MORTGAGE CREDIT GRADE

Your mortgage credit grade will play a major role in determining what rate you get on your mortgage, or whether you get a mortgage at all. That's why it's important that you examine your credit report, and look at your financial situation, before you even apply for a mortgage.

Your mortgage credit grade is composed of several factors.

The first factor is your credit history. A lender will look at your mortgage credit, your consumer credit, and will also go through public records.

Your mortgage credit is the most important factor in your mortgage credit grade. Lenders will look at your mortgage payment history to see how conscientious you've been in making payments on your mortgages in the past (assuming, of course, that you've had mortgages in the past).

Consumer credit consists of credit cards, car loans, student loans, and so on. Payments that have been late by 30 days or more will show up on your credit report.

Lenders will also look at public records to determine your mortgage credit grade. They'll be looking for bankruptcies, collections, property foreclosures, or judgements against you.

The more problems you have with mortgage credit, consumer credit, bankruptcies and so on, the higher your interest and fees will be. If your previous problems were serious, you may be denied a loan.

In determining your mortgage credit grade, lenders will also look at your ability to pay. This is called your "debt ratio." This is calculated by adding any existing monthly payments you currently have to the monthly payment for the mortgage you're seeking, and comparing those numbers to your total monthly income.

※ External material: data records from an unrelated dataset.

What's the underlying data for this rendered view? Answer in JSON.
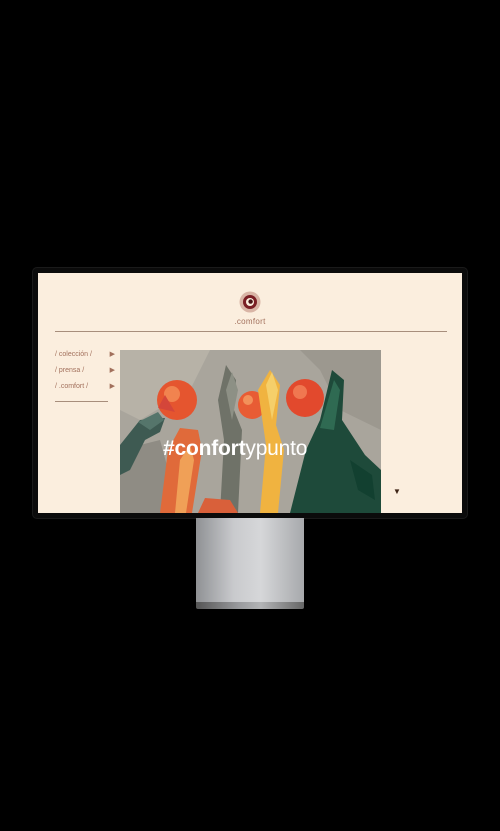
{
  "brand": {
    "name": ".comfort"
  },
  "menu": {
    "items": [
      {
        "label": "/ colección /",
        "arrow": "▶"
      },
      {
        "label": "/ prensa /",
        "arrow": "▶"
      },
      {
        "label": "/ .comfort /",
        "arrow": "▶"
      }
    ]
  },
  "hero": {
    "hashtag_bold": "#confort",
    "hashtag_light": "ypunto"
  },
  "scroll": {
    "arrow": "▼"
  },
  "colors": {
    "background": "#fbeede",
    "accent": "#a2705c",
    "logo_ring": "#7a1e24"
  }
}
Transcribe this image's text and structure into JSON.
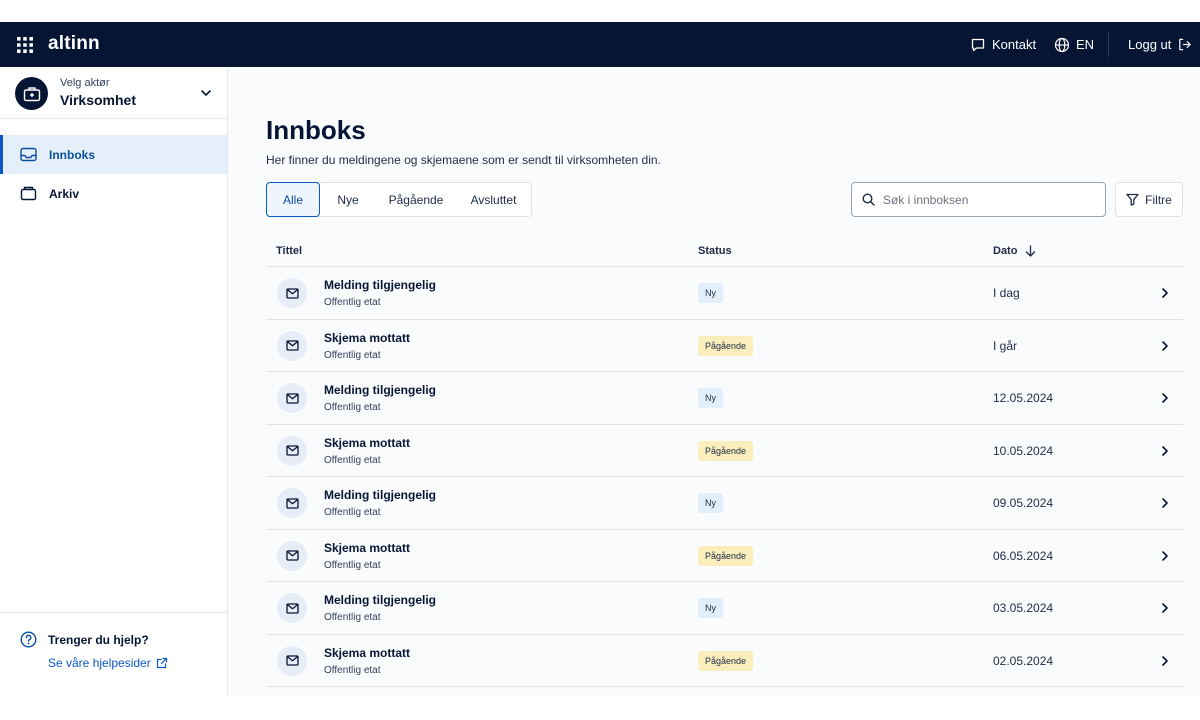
{
  "header": {
    "logo": "altinn",
    "contact_label": "Kontakt",
    "language_label": "EN",
    "logout_label": "Logg ut"
  },
  "sidebar": {
    "actor_label": "Velg aktør",
    "actor_name": "Virksomhet",
    "items": [
      {
        "label": "Innboks",
        "icon": "inbox-icon",
        "active": true
      },
      {
        "label": "Arkiv",
        "icon": "archive-icon",
        "active": false
      }
    ],
    "help_title": "Trenger du hjelp?",
    "help_link": "Se våre hjelpesider"
  },
  "main": {
    "title": "Innboks",
    "description": "Her finner du meldingene og skjemaene som er sendt til virksomheten din.",
    "tabs": [
      {
        "label": "Alle",
        "active": true
      },
      {
        "label": "Nye",
        "active": false
      },
      {
        "label": "Pågående",
        "active": false
      },
      {
        "label": "Avsluttet",
        "active": false
      }
    ],
    "search_placeholder": "Søk i innboksen",
    "filter_label": "Filtre",
    "columns": {
      "title": "Tittel",
      "status": "Status",
      "date": "Dato"
    },
    "rows": [
      {
        "title": "Melding tilgjengelig",
        "sender": "Offentlig etat",
        "status": "Ny",
        "status_type": "new",
        "date": "I dag"
      },
      {
        "title": "Skjema mottatt",
        "sender": "Offentlig etat",
        "status": "Pågående",
        "status_type": "progress",
        "date": "I går"
      },
      {
        "title": "Melding tilgjengelig",
        "sender": "Offentlig etat",
        "status": "Ny",
        "status_type": "new",
        "date": "12.05.2024"
      },
      {
        "title": "Skjema mottatt",
        "sender": "Offentlig etat",
        "status": "Pågående",
        "status_type": "progress",
        "date": "10.05.2024"
      },
      {
        "title": "Melding tilgjengelig",
        "sender": "Offentlig etat",
        "status": "Ny",
        "status_type": "new",
        "date": "09.05.2024"
      },
      {
        "title": "Skjema mottatt",
        "sender": "Offentlig etat",
        "status": "Pågående",
        "status_type": "progress",
        "date": "06.05.2024"
      },
      {
        "title": "Melding tilgjengelig",
        "sender": "Offentlig etat",
        "status": "Ny",
        "status_type": "new",
        "date": "03.05.2024"
      },
      {
        "title": "Skjema mottatt",
        "sender": "Offentlig etat",
        "status": "Pågående",
        "status_type": "progress",
        "date": "02.05.2024"
      }
    ]
  },
  "colors": {
    "header_bg": "#071535",
    "accent": "#0a59c4",
    "badge_new": "#e3eefb",
    "badge_progress": "#fbeebd"
  }
}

Let's say you make $5000 a month, you have a $250 car payment each month, and your mortgage payment will be $1000. Your debt ratio would be the $250 car payment plus the $1000 mortage payment, divided by your $5000 monthly income. $1250/$5000=25%. The lower your debt ratio, the higher your credit grade will be.

Another component of your mortgage credit grade is your credit score. Also known as FICO scores, credit scores are a way for the lender to evaluate risk.

The three most reputable credit bureaus---Experian, Trans Union, and Equifax--use different methods to calculate credit scores. However, the scores from each bureau reflect the same level of credit worthiness.

Credit scores range from 375 to 900. Most people have credit scores in the 620 to 650 area. Anything above 650 is regarded as very good.

While not related to your mortgage credit grade, the amount of money you're seeking to borrow compared to the value of the home is a factor in what interest rate you'll pay. This is a formula called the Loan to Value ratio. It's a measure of the amount of money you're seeking to borrow divided by the appraised value of the home. If you're looking to borrow $150,000 to buy a home valued at $300,000, the Loan to Value ratio is 50%.

The higher your Loan to Value ratio, the more seriously lenders will look at the other aspects of your mortgage credit grade.

Knowing the various aspects of your mortgage credit grade in advance can help you get a better deal on a mortgage. For example, there may be an error in your credit report that's adversely affecting your credit score. Or perhaps you can get rid of some of your consumer debt before applying for a mortgage, thus lowering your debt ratio. Or you might want to consider buying a home that's less expensive.